A review by notlikethebeer
His Bloody Project: Documents Relating to the Case of Roderick Macrae by Graeme Macrae Burnet

challenging dark medium-paced
  • Plot- or character-driven? Character
  • Strong character development? No
  • Loveable characters? It's complicated
  • Diverse cast of characters? No
  • Flaws of characters a main focus? It's complicated

3.75

For those who are about to complete the same Google search I did: yes, this is fiction, but yes, it is made to appear like non-fiction. I hope I could be of service. Anyway. I wasn't really sure what to expect going into this (see also: having to Google whether it was fiction or non-fiction), maybe in part because I've not read anything quite like it before. 

Told in multiple parts - through witness reports, trial notes, a psychiatrist report, and a written account from the accused - His Bloody Project does not hold back on the spoilers. Both in the blurb and in the first page, you know exactly who did it, even if you don't know quite what he did, or why. The what is made clearer throughout the book; the why is left for you to decide. That being said, it's not akin to the current trend of books that encourage the reader to play detective.

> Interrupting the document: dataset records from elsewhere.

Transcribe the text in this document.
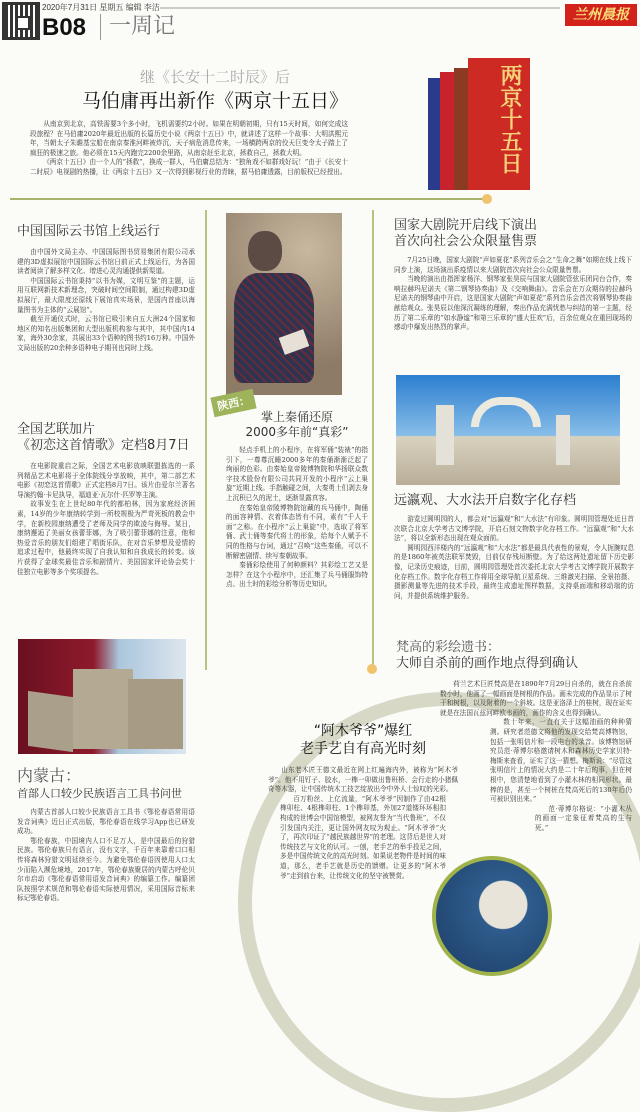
2020年7月31日 星期五 编辑 李洁
B08	一周记	兰州晨报
继《长安十二时辰》后
马伯庸再出新作《两京十五日》

从南京到北京，高铁需要3个多小时，飞机需要约2小时。如果在明朝初期，只有15天时间，如何完成这段旅程？在马伯庸2020年最近出版的长篇历史小说《两京十五日》中，就讲述了这样一个故事：大明洪熙元年，当朝太子朱瞻基宝船在南京秦淮河畔被炸沉，天子病危消息传来，一场横跨两京的佼天巨变令太子踏上了疯狂的极速之旅。他必须在15天内跑完2200余里路，从南京赶至北京，拯救自己，拯救大明。

《两京十五日》由一个人的“拯救”，换成一群人，马伯庸总结为：“独角戏不如群戏好玩！”由于《长安十二时辰》电视剧的热播，让《两京十五日》又一次得到影视行业的青睐，据马伯庸透露，目前版权已经授出。	两京十五日
中国国际云书馆上线运行

由中国外文局主办、中国国际图书贸易集团有限公司承建的3D虚拟展馆中国国际云书馆日前正式上线运行，为各国读者阅读了解多样文化、增进心灵沟通提供新渠道。

中国国际云书馆秉持“以书为媒，文明互鉴”的主题，运用互联网新技术新理念，突破时间空间限制，通过构建3D虚拟展厅，最大限度还原线下展馆真实场景，是国内首座以海量图书为主体的“云展馆”。

截至开通仪式时，云书馆已吸引来自五大洲24个国家和地区的知名出版集团和大型出版机构参与其中，其中国内14家，海外30余家，共展出33个语种的图书约16万种。中国外文局出版的20余种多语种电子期刊也同时上线。

全国艺联加片
《初恋这首情歌》定档8月7日

在电影院重启之际，全国艺术电影放映联盟拣选的一系列精品艺术电影将于全体院线分享放映，其中，第二部艺术电影《初恋这首情歌》正式定档8月7日。该片由爱尔兰著名导演约翰·卡尼执导，福迪亚·瓦尔什·匹罗等主演。

故事发生在上世纪80年代的都柏林，因为家庭经济困素，14岁的少年康纳转学到一所校规极为严苛死板的教会中学，在新校园康纳遭受了老师及同学的欺凌与侮辱。某日，康纳邂逅了美丽女孩蕾菲娜，为了吸引蕾菲娜的注意，他和热爱音乐的朋友们组建了唱街乐队，在对音乐梦想及爱情的追求过程中，他最终实现了自我认知和自我成长的转变。该片获得了金球奖最佳音乐和剧情片、美国国家评论协会奖十佳独立电影等多个奖项提名。

内蒙古：
首部人口较少民族语言工具书问世

内蒙古首部人口较少民族语言工具书《鄂伦春语常用语发音词典》近日正式出版，鄂伦春语在线学习App也已研发成功。

鄂伦春族，中国境内人口不足万人，是中国最后的狩猎民族。鄂伦春族只有语言，没有文字，千百年来靠着口口相传将森林狩猎文明延续至今。为避免鄂伦春语因使用人口太少而陷入濒危境地，2017年，鄂伦春族聚居的内蒙古呼伦贝尔市启动《鄂伦春语常用语发音词典》的编纂工作。编纂团队按照学术规范和鄂伦春语实际使用情况，采用国际音标来标记鄂伦春语。

陕西：
掌上秦俑还原
2000多年前“真彩”

轻点手机上的小程序，在将军俑“装裱”的指引下，一尊尊沉睡2000多年的秦俑渐渐泛起了绚丽的色彩。由秦始皇帝陵博物院和华扬联众数字技术股份有限公司共同开发的小程序“云上巢旋”近期上线。手指触碰之间，大秦勇士们剥去身上沉积已久的泥土，逐渐显露真容。

在秦始皇帝陵博物院馆藏的兵马俑中，陶俑的面容神情、衣着体态皆有不同，素有“千人千面”之称。在小程序“云上巢旋”中，选取了将军俑、武士俑等秦代将士的形象，给每个人赋予不同的性格与台词，通过“召唤”这些秦俑，可以不断解密剧情、续写秦朝故事。

秦俑彩绘使用了何种颜料？其彩绘工艺又是怎样？在这个小程序中，还汇集了兵马俑服饰特点、出土时的彩绘分析等历史知识。

国家大剧院开启线下演出
首次向社会公众限量售票

7月25日晚，国家大剧院“声如夏花”系列音乐会之“生命之舞”如期在线上线下同步上演，这场演出系疫情以来大剧院首次向社会公众限量售票。

当晚的演出由指挥家杨洋、钢琴家张昊辰与国家大剧院管弦乐团同台合作，奏响拉赫玛尼诺夫《第二钢琴协奏曲》及《交响舞曲》。音乐会在万众期待的拉赫玛尼诺夫的钢琴曲中开启，这是国家大剧院“声如夏花”系列音乐会首次将钢琴协奏曲献给观众。张昊辰以他深沉凝练的理解，奏出作品充满忧愁与纠结的第一主题，经历了第二乐章的“如水静谧”和第三乐章的“盛大狂欢”后，百余位观众在重回现场的感动中爆发出热烈的掌声。

远瀛观、大水法开启数字化存档

游览过圆明园的人，都会对“远瀛观”和“大水法”有印象。圆明园管理处近日首次联合北京大学考古文博学院，开启石刻文物数字化存档工作。“远瀛观”和“大水法”，将以全新形态出现在观众面前。

圆明园西洋楼内的“远瀛观”和“大水法”都是最具代表性的景观，令人扼腕叹息的是1860年被英法联军焚毁，目前仅存残垣断壁。为了给这两处遗址留下历史影像，记录历史痕迹，目前，圆明园管理处首次委托北京大学考古文博学院开展数字化存档工作。数字化存档工作将用全球导航卫星系统、三维激光扫描、全景拍摄、摄影测量等先进的技术手段，最终生成遗址图样数据，支持桌面端和移动端的访问，并提供系统维护服务。

梵高的彩绘遗书：
大师自杀前的画作地点得到确认

荷兰艺术巨匠梵高是在1890年7月29日自杀的，就在自杀前数小时，他画了一幅画面是树根的作品。画未完成的作品显示了树干和树根，以及附着的一个斜坡。这是亚洛泽上的桂树，现在证实就是在法国瓦兹河畔欧韦画的，画作的含义也得到确认。

数十年来，一直有关于这幅油画的种种猜测。研究者范德文将他的发现交给梵高博物馆，包括一张明信片和一段电台的录音。该博物馆研究员范·蒂博尔格邀请树木和森林历史学家贝特·梅斯来查看，证实了这一猜想。梅斯说：“尽管这张明信片上的情况大约是二十年后的事，但在树根中，您清楚地看到了小灌木林的相同形状。最棒的是，甚至一个树桩在梵高死后的130年后仍可被识别出来。”

范·蒂博尔格说：“小灌木丛的画面一定象征着梵高的生与死。”

“阿木爷爷”爆红
老手艺自有高光时刻

山东老木匠王德文最近在网上红遍海内外，被称为“阿木爷爷”。他不用钉子、胶水，一榫一卯做出鲁班桥、会行走的小猪佩奇等木器，让中国传统木工技艺绽放出令中外人士惊叹的光彩。

百万粉丝、上亿流量，“阿木爷爷”因制作了由42根榫卯柱、4根榫卯柱、1个榫卯基，外加27道镂环环相扣构成的世博会中国馆模型，被网友誉为“当代鲁班”，不仅引发国内关注，更让国外网友叹为观止。“阿木爷爷”火了，再次印证了“越民族越世界”的老理。这背后是世人对传统技艺与文化的认可。一刨，老手艺的举手投足之间，多是中国传统文化的高光时刻。如果说老物件是时间的味道，那么，老手艺就是历史的馈赠。让更多的“阿木爷爷”走到前台来，让传统文化的坚守被赞赏。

More, it's a rumination on truth and evidence, on what we do when there are narratives that cannot fit into the same puzzle.

I read this shortly before I read American Psycho, and I think that provided a really interesting (if traumatising!) experience; both are very visceral accounts* that play with perceptions of truth and reality, and I think I gained a lot to both by reading them side-by-side. (*That is by no means to say that His Bloody Project even NEARLY reaches the levels of intensity that American Psycho does!).